The concept being examined for a crewed EM-1 mission would be to fly a two-person crew on Orion on a trajectory similar to what’s already being considered for EM-2. After spending a day in Earth orbit after launch, Orion would then fly a free-return trajectory around the moon, returning eight to nine days after launch.
That mission can be flown with the less powerful Interim Cryogenic Propulsion Stage (ICPS) upper stage that will be used on EM-1, rather than the EUS planned for EM-2 and later missions. “We don’t need the full capability of the EUS,” Gerstenmaier said.
However, the ICPS, derived from the Delta 4 upper stage, would need modifications that would allow it to fly a crewed Orion. “One of the tasks we’ve asked the team to go look at is what changes we need to make to this upper stage to do the mission we would like it to go do,” he said. That would include possibly adding micrometeoroid debris protection to the stage.
Gerstenmaier said the study will also examine the increased risk of flying a crew on EM-1. “We need to go look at what do we really gain by putting crew on this flight. Does this really advance significantly our overall ability to get to a capability to take humans, routinely as it can be, to the vicinity of the moon and operate safely?” he said. “We’ll actively trade this risk against the benefits.”

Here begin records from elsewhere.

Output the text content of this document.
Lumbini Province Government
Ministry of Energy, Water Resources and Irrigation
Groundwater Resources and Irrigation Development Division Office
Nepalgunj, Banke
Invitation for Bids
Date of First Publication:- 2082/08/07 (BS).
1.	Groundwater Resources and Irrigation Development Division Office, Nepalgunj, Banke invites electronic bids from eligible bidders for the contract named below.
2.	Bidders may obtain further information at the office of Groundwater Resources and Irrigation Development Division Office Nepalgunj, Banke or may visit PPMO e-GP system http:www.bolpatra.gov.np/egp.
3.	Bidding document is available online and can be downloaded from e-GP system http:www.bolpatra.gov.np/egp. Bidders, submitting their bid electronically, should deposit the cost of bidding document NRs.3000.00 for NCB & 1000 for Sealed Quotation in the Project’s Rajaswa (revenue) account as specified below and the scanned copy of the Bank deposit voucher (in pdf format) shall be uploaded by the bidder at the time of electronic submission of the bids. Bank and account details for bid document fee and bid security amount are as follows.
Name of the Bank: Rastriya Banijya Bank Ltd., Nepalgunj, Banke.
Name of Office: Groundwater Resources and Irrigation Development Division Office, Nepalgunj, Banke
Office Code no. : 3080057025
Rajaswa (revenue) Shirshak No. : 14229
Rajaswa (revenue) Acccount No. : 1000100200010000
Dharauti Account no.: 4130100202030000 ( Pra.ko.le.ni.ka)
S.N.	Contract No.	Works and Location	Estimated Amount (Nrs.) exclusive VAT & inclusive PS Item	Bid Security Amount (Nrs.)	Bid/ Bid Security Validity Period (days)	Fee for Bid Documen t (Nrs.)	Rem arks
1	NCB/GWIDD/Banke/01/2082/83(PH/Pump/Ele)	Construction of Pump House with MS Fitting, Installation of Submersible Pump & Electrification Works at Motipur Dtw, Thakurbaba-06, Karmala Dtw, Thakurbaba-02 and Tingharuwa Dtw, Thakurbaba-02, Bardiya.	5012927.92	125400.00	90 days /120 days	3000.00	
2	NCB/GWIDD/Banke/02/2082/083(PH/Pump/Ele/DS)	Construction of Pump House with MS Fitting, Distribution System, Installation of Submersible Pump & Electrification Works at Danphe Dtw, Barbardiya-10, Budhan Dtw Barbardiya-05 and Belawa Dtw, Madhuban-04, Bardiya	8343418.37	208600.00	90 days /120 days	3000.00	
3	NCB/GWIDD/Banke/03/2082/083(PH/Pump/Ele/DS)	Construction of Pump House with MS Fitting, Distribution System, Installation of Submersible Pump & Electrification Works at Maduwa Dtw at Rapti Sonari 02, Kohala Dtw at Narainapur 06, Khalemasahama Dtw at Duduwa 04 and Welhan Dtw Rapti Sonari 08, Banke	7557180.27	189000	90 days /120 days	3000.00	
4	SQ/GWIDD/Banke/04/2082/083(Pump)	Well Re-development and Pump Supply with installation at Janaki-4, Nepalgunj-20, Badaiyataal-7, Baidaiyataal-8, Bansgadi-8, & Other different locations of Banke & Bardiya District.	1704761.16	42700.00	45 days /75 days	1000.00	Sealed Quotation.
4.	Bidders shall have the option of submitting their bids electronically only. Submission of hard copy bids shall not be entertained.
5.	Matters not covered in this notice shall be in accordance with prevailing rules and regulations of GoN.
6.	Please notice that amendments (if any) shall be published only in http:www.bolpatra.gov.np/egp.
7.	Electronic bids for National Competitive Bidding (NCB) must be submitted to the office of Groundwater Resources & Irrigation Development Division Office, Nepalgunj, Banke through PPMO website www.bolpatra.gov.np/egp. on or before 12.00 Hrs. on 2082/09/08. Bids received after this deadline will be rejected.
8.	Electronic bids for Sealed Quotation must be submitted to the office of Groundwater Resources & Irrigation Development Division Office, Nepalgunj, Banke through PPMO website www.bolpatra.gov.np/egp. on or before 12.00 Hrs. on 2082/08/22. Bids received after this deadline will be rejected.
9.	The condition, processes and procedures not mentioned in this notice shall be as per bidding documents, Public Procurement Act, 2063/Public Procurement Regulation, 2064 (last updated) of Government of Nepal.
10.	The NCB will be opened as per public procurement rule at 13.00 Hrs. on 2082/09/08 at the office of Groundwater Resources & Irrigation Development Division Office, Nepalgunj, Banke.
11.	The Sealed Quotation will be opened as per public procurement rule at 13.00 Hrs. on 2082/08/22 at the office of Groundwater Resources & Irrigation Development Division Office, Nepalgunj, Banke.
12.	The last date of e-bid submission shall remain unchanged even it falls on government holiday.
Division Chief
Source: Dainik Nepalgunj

Gerstenmaier said preliminary results from the study should be ready in about a month. He added he believes the results will fit into budget discussions with the White House and Congress as it prepares a fiscal year 2018 budget request for NASA.
“We know it’s going to take a significant amount of money, and money that will be required fairly quickly to implement what we need to do,” said Hill of any plan to add crew to EM-1.
Both Gerstenmaier and Hill had no current preference whether or not to fly a crew on EM-1, saying they will let the study guide their thinking on the idea. They noted they expected benefits to the program regardless of the final decision whether or not to fly astronauts on EM-1.
“Even we don’t decide to go do this, we will now go back and we’ll look and say, ‘Hey, some of the things we found in this study we should probably implement on EM-1 anyway because it’s going to make a more robust program,’” said Gerstenmaier.
“If we can fly the EM-2 profile mission on EM-1,” said Hill, “that opens up EM-2 to do more.”